Кресло мягко вдохнуло ее с ножками. "Все то же, - она качнулась сморщенным носиком вправо, влево, - только пыли больше... - томно замерла на чем-то интересном за стеклом в шкафу, - не скрою, я навела о тебе справки, поэтому не опасалась навредить. Ты знаешь, зачем я пришла?" Она медленно перевела взгляд на Виргилиуса, приклеенного к кожаному подлокотнику дивана. В ее глазах заклубилось что-то заоблачное, большое и важное, и самому Виргилиусу в них отвелось лишь два точечных места в самом низу. Она, вдруг, заговорила совершенно чужим голосом: "Я пришла сказать... что ты, моя совесть..." На ее щечки выкатились слезки: брызги - свидетели того мощного потока в груди, который, вероятно, и подтопил волнами дыхательные каналы, а когда на его пути встретились и пороги, плечи ее содрогнулись.
Виргилиус не переносил женских слез, поэтому и поторопился с: "Не понимаю..."

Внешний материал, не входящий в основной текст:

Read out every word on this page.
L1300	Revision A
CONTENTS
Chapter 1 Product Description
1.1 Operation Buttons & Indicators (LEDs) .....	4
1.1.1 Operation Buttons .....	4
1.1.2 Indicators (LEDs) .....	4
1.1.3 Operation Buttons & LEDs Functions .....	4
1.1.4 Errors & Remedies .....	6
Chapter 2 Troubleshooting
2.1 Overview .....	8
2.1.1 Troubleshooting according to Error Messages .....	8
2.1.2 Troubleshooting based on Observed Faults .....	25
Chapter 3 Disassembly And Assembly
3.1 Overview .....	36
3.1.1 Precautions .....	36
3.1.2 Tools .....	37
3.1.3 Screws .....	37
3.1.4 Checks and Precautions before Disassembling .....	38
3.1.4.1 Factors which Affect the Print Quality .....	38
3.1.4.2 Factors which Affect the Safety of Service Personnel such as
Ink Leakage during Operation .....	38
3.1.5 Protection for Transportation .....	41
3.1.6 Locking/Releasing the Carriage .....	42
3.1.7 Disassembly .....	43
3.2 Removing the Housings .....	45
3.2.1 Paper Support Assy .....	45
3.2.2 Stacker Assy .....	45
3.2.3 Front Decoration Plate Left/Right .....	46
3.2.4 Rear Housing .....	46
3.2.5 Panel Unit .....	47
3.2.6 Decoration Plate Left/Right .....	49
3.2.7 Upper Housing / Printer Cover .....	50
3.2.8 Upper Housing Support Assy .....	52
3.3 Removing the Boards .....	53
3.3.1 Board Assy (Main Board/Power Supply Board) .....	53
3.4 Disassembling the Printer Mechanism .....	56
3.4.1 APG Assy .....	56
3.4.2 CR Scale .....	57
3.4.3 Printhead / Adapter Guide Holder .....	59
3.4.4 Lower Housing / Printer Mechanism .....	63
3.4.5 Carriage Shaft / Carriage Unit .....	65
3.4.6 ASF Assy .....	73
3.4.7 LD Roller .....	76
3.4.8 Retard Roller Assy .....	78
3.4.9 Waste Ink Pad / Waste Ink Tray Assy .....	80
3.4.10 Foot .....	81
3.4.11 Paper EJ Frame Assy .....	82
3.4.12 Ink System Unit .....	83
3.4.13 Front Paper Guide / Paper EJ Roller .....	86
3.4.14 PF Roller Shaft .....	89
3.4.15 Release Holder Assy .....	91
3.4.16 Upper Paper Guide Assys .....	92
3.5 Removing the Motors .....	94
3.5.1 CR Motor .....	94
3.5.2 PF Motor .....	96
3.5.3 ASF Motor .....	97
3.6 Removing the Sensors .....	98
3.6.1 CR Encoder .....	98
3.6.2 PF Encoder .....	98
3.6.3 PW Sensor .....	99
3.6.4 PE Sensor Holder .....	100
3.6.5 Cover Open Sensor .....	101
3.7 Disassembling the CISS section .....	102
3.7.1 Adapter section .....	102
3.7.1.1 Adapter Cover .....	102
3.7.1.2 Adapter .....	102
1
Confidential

Через холмистую минуту взгляд ее прояснился: "Не притворяйся, ты умный, ты все понимаешь..." И далее она рассказала ему свою последнюю историю, начавшуюся несколько раньше того времени, когда они расстались: они - Виргилиус с Жеребцовой.
Случилось это в день рождения... Поздравляли, звонили, приходили, и так часто, что она уже открывала дверь без разбора; и вот - обомлела: перед ней стоял президент самой большой страховой компании города с тридцатью пятью огромными белыми розами. В дубленке, в длиннющем шарфе, в пыжиковой шапке, и весь такой красивый: сильный, высокий, настоящий. ("Ты его должен знать, его каждая собака знает!"). Бросил букет к ногам, упал на колени и стал просить руки; подружки - аж! - затряслись от зависти. Сели за стол, а одна посмотрела в окно и как закричит, что два молодца угнали его машину, а он даже не поднялся со стула, ("... правда, тогда он был выпимши"), сказал, что давно уже хотел заменить. Она думала - шутил, а он на следующий день на новенькой иномарке прикатил, и опять с цветами, и снова бухнулся в ноги, ("... правда, тогда он был выпимши"). И взял он ее тем, что повторил мысль Виргилиуса слово в слово: ("Браки заключаются на небесах, а венчание - есть земная печать Божьего изволения").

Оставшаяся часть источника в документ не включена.